3. Respondent’s claim in No. 71-1398 that he was deprived of the right to trial in the vicinage, as guaranteed by Art. III, § 2, cl. 3, not raised before the military court, lacks merit. General court-martial jurisdiction, derived from Art. I, is not restricted territorially to a particular State or district; the vicinage requirement has primary relevance to trial by jury; and respondent has not demonstrated prejudice. Pp. 685-686.

MR. JUSTICE DOUGLAS concluded, in No. 71-6314, that the case should be reargued on the question whether the "jurisdiction" of the military tribunal, not having been initially contested, had become res judicata; and in No. 71-1398, that respondent committed a "service-connected" crime. Pp. 686-691.

MR. JUSTICE REHNQUIST concluded, in No. 71-6314, that, although the prior Court decisions do not support the holding that O’Callahan should not be applied retroactively, O’Callahan was wrongly decided, and should be overruled, and, in No. 71-1398, that any crime committed by a serviceman during the time of declared war is "service-connected," and that he can be validly tried by court-martial for that offense. P. 692.

MR. JUSTICE STEWART concluded, in No. 71-1398, that respondent, a serviceman who deserted his post during a time of congressionally declared war and stole an automobile was guilty of a "service-connected" offense and was properly tried before a court-martial under O’Callahan. P. 693.

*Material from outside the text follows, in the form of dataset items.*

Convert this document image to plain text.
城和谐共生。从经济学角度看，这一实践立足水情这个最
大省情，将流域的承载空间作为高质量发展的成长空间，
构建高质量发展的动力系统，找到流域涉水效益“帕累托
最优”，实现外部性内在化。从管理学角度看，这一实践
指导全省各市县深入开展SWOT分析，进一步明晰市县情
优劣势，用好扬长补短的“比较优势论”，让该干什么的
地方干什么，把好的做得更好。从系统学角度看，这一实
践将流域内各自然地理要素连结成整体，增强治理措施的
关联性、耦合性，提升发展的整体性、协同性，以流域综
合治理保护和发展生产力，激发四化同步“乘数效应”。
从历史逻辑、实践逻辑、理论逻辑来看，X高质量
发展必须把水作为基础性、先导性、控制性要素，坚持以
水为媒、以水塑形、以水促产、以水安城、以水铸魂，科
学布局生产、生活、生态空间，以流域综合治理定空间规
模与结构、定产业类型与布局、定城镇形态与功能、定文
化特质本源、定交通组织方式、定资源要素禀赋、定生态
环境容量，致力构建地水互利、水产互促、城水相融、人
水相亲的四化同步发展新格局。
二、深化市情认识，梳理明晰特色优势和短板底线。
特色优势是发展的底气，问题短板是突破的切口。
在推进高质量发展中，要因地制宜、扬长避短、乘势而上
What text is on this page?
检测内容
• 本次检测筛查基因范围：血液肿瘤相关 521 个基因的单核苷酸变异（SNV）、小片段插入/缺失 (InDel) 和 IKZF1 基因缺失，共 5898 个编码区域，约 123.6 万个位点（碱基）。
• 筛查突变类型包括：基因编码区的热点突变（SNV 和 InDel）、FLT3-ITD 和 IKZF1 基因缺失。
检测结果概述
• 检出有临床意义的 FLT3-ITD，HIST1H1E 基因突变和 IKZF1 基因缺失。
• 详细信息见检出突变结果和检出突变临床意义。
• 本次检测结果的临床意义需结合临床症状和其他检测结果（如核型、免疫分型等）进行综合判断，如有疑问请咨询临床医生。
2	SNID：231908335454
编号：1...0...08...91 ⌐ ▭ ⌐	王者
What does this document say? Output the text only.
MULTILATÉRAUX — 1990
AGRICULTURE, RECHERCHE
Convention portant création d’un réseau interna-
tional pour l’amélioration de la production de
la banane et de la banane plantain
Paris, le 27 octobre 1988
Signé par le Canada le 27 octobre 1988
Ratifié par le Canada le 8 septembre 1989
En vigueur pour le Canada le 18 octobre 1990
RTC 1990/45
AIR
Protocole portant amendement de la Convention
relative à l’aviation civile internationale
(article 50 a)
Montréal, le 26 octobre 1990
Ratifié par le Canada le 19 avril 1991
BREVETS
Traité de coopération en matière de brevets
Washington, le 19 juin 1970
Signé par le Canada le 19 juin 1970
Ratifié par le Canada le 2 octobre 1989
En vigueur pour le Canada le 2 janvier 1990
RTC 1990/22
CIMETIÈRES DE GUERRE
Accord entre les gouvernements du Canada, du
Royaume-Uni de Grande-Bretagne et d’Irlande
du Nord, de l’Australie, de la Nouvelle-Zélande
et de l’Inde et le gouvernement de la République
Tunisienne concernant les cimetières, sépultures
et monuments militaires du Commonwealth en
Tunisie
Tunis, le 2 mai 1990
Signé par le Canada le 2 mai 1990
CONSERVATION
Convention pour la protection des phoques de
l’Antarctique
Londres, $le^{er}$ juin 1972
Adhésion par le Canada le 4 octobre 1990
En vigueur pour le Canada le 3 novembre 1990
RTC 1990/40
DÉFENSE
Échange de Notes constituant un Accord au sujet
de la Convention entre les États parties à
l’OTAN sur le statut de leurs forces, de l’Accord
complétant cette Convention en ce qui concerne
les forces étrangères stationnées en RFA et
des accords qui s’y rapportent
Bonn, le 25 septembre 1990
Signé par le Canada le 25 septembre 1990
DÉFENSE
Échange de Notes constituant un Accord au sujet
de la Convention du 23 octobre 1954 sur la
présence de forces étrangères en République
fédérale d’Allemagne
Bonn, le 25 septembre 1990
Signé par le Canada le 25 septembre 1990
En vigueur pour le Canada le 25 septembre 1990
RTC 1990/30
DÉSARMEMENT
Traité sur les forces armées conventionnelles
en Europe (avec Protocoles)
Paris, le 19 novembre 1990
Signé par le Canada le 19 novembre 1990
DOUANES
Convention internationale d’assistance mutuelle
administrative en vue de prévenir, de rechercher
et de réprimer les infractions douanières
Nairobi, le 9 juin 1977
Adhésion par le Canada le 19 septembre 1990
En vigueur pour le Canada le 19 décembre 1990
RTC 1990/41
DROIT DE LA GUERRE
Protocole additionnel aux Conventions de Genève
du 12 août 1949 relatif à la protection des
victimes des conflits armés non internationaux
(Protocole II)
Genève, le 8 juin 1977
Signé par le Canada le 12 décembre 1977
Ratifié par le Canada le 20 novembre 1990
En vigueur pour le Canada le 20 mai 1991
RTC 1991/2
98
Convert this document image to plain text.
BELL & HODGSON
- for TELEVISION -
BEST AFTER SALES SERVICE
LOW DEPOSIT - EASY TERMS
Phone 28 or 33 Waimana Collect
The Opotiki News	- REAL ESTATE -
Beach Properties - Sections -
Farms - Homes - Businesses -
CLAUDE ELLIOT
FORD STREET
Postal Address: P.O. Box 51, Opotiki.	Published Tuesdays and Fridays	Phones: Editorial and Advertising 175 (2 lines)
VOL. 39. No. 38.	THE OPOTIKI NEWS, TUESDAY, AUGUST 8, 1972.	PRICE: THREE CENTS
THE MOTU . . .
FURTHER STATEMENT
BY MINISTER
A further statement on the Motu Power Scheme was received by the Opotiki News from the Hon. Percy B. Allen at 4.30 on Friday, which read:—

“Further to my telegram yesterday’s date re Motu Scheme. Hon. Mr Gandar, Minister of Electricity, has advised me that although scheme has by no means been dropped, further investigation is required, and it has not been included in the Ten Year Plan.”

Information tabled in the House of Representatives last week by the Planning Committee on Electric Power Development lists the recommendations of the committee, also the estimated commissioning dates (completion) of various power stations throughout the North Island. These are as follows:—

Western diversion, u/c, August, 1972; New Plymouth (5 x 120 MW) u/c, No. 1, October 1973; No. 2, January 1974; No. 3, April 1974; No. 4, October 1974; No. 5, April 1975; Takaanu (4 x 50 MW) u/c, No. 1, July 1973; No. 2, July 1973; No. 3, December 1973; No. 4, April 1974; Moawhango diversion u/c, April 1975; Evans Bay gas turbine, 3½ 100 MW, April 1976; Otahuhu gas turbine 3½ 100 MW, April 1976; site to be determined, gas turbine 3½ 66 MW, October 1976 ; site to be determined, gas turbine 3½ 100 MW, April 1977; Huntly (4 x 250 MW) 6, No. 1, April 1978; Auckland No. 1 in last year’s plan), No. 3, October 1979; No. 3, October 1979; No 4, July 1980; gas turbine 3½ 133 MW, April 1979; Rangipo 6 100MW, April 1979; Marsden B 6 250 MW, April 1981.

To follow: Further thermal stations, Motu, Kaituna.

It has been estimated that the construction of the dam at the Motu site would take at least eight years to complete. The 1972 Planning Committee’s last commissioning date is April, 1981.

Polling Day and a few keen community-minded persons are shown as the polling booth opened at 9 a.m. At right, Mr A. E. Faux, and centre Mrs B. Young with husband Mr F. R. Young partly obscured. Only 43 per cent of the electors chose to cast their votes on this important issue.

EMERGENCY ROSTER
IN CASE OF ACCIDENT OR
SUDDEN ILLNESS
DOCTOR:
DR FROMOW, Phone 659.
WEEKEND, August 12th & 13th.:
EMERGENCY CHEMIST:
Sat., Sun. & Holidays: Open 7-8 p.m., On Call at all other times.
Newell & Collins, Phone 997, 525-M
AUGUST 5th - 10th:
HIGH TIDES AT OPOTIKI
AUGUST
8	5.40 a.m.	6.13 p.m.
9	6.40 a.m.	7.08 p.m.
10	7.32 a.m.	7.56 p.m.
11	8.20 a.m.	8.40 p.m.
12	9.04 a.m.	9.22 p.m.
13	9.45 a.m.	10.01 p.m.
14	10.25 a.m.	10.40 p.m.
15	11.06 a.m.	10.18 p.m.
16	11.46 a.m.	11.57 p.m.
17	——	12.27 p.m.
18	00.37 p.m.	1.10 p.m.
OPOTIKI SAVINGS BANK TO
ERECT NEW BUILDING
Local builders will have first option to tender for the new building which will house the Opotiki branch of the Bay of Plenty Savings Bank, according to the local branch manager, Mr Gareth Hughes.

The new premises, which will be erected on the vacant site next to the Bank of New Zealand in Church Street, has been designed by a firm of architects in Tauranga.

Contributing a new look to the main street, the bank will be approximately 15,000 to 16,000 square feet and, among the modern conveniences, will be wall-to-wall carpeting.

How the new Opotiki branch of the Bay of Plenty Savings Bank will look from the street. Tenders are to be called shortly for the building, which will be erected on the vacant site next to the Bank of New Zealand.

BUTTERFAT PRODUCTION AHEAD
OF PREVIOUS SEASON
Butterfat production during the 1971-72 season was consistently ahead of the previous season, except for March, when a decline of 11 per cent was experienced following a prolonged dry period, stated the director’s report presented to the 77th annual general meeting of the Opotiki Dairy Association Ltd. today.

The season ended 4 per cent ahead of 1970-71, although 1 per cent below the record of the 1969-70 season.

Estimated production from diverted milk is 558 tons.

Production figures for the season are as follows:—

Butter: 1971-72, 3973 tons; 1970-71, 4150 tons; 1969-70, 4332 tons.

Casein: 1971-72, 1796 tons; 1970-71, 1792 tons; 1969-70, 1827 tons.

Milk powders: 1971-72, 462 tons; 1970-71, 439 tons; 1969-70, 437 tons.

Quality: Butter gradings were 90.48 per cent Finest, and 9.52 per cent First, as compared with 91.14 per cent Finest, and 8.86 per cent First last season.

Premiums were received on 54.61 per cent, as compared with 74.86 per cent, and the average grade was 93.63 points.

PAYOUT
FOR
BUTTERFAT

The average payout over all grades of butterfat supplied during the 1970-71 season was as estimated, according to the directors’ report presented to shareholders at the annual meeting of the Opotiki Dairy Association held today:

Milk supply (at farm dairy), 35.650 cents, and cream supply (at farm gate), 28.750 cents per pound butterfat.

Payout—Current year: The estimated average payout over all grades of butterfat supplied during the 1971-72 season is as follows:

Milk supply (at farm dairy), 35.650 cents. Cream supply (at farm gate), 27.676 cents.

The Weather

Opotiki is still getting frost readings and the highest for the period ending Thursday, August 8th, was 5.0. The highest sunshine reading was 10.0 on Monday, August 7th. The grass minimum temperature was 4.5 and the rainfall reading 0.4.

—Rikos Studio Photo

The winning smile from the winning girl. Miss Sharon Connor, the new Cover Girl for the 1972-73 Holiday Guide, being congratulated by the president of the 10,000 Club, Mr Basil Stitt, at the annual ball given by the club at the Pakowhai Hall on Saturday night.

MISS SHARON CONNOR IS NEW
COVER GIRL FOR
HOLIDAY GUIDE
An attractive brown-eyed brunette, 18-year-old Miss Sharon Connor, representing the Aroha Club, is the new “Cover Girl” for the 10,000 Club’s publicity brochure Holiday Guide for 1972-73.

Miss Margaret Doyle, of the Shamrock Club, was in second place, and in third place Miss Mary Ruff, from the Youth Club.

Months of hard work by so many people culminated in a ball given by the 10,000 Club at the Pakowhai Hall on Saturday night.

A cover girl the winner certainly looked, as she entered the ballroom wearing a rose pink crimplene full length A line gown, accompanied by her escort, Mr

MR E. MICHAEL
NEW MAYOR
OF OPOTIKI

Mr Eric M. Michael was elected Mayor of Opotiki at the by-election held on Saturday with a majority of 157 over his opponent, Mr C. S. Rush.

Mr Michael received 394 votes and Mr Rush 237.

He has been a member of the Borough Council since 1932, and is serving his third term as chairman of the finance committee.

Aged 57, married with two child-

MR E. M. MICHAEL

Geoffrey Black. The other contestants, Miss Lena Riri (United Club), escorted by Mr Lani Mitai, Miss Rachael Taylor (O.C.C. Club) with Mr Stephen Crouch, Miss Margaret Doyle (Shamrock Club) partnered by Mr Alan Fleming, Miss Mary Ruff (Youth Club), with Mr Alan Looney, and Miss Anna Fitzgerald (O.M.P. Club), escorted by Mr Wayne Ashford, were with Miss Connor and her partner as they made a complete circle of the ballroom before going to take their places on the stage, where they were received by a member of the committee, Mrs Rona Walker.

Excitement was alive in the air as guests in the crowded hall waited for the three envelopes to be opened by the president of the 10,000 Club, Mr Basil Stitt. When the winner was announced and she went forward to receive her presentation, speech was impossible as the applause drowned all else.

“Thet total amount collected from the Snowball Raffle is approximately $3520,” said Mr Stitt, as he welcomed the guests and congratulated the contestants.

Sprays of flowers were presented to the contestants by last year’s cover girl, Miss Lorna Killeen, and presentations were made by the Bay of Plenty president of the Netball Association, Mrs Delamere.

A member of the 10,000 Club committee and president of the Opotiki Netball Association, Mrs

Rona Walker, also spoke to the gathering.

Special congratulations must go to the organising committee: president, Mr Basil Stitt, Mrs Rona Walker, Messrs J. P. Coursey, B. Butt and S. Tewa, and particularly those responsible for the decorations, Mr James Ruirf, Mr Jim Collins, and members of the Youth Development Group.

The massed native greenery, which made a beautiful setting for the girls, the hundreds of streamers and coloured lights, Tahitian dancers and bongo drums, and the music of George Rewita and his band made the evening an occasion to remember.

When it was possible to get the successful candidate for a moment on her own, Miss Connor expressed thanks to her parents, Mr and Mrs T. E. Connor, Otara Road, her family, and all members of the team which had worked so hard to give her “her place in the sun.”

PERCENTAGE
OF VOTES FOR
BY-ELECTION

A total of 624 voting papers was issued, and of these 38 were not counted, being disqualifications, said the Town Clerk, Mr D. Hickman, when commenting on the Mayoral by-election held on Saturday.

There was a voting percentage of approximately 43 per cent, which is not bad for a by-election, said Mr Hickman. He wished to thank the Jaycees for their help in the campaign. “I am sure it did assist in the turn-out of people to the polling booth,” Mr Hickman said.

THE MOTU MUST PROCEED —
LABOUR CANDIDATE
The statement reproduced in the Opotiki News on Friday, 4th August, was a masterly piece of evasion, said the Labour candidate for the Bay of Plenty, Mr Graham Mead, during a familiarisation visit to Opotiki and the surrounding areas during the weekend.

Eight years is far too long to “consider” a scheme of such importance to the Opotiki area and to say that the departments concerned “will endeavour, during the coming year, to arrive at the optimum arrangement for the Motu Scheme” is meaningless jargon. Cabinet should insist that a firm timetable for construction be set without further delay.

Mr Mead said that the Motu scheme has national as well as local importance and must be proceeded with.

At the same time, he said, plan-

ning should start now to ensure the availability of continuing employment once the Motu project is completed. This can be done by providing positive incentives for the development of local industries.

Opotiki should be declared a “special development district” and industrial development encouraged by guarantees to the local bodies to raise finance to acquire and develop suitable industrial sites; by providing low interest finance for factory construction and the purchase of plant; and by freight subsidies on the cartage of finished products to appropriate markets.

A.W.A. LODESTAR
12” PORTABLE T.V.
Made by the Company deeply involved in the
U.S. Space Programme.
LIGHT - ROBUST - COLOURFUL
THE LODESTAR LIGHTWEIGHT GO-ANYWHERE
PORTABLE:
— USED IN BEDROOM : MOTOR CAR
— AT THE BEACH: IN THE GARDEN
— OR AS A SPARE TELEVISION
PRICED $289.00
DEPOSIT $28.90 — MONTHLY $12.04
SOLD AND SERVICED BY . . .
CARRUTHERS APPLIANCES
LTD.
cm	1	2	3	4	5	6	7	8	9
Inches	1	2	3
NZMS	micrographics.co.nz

BLACKMUN, J., announced the Court’s judgments and delivered an opinion, in which BURGER, C.J., and WHITE and POWELL, JJ., joined. REHNQUIST, J., filed an opinion concurring the judgments, post, p. 692. DOUGLAS, J., filed an opinion concurring in the result in part in No. 71-6314, and concurring in the result in No. 71-1398, post, p. 686. STEWART, J., filed an opinion concurring in the result in No. 71-1398, in which DOUGLAS, J., joined, and dissenting in No. 71-6314, post, p. 693. MARSHALL, J., filed a dissenting opinion, in which BRENNAN, J., joined, and in which STEWART. J., joined as it applies to No. 71-6314, post, p. 693.